Rubiales fue más allá y pidió que se respetase su libertad mientras hablaba de cacería en su contra: "Tenemos que mejorar mucho en libertades. Aquí hay gente que ha recibido presiones. No os preocupéis que no vais a votar nada hoy, no sé quien os ha dicho que hoy se va a votar algo".
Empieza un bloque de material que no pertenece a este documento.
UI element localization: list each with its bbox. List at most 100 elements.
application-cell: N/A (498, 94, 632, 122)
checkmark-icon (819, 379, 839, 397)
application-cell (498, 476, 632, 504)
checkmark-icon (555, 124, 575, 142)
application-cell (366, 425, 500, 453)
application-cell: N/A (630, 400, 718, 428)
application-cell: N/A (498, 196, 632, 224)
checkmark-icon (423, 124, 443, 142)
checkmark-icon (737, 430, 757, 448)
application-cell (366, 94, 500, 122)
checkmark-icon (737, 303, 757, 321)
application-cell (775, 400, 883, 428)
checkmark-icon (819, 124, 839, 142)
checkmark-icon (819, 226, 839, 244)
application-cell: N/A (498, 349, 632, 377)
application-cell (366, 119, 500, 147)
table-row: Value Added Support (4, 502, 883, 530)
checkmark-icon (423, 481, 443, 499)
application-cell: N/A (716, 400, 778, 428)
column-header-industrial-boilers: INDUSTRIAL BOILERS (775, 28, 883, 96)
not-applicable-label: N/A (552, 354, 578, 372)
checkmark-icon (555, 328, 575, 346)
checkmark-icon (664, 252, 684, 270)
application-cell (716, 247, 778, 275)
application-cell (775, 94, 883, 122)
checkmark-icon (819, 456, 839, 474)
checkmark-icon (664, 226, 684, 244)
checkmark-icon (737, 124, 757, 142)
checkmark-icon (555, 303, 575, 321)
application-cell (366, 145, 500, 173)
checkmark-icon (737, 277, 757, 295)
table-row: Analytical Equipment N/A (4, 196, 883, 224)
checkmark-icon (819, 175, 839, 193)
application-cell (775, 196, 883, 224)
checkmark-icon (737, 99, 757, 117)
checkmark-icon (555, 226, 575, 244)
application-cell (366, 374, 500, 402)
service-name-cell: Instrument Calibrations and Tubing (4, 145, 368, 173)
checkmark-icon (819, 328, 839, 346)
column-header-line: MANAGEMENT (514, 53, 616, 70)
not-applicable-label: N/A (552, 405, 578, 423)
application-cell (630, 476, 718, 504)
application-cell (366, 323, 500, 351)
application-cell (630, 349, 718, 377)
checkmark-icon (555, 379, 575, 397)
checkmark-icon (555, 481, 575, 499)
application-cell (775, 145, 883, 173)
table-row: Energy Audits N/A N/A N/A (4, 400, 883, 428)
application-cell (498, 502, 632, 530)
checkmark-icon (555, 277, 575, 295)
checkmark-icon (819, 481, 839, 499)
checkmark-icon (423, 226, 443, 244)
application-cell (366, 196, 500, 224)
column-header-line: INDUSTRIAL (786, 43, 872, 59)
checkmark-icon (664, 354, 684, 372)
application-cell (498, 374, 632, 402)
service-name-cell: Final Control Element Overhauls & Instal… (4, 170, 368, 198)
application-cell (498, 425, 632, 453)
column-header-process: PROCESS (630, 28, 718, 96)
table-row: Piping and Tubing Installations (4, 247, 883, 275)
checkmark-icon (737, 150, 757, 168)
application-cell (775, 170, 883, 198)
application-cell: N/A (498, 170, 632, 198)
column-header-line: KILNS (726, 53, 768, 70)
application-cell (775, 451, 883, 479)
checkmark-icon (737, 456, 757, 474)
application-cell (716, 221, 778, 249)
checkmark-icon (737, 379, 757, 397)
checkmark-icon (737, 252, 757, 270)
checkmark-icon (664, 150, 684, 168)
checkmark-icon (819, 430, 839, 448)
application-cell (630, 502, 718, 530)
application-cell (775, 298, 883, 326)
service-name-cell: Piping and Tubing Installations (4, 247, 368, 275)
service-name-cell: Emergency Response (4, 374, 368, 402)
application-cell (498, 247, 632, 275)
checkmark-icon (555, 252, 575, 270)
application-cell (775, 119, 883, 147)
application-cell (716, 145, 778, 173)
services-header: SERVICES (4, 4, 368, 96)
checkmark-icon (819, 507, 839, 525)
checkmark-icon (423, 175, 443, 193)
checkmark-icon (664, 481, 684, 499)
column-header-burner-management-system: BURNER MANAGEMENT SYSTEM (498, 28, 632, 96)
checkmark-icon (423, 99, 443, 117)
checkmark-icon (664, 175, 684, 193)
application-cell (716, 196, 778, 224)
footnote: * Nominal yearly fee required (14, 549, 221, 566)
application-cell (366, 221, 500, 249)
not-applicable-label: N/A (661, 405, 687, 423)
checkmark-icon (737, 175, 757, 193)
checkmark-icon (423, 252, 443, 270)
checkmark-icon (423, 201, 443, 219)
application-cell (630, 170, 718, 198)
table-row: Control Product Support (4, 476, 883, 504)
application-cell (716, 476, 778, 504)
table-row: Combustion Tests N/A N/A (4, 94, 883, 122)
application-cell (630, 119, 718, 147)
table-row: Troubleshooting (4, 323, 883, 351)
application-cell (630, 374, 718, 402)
Acusó a todos su críticos de mentir durante los últimos años: "No hay nada para cometer semejante acto. Esta campaña no responde ni a la verdad ni a la justicia. Se me ha acusado de robar, de cobrar comisiones, de usar dinero federativo mal empleado... Nunca en mi vida he hecho eso y no van a encontrar nada."
Para rematar la faena, Rubiales mandó un mensaje a sus hijas que estaban en la Asamblea: "Yo estoy diciendo la verdad hoy aquí. Hijas, aprendedlo, es una lección de vida. Vosotras sois feministas de verdad, no el falso feminismo que hay por ahí".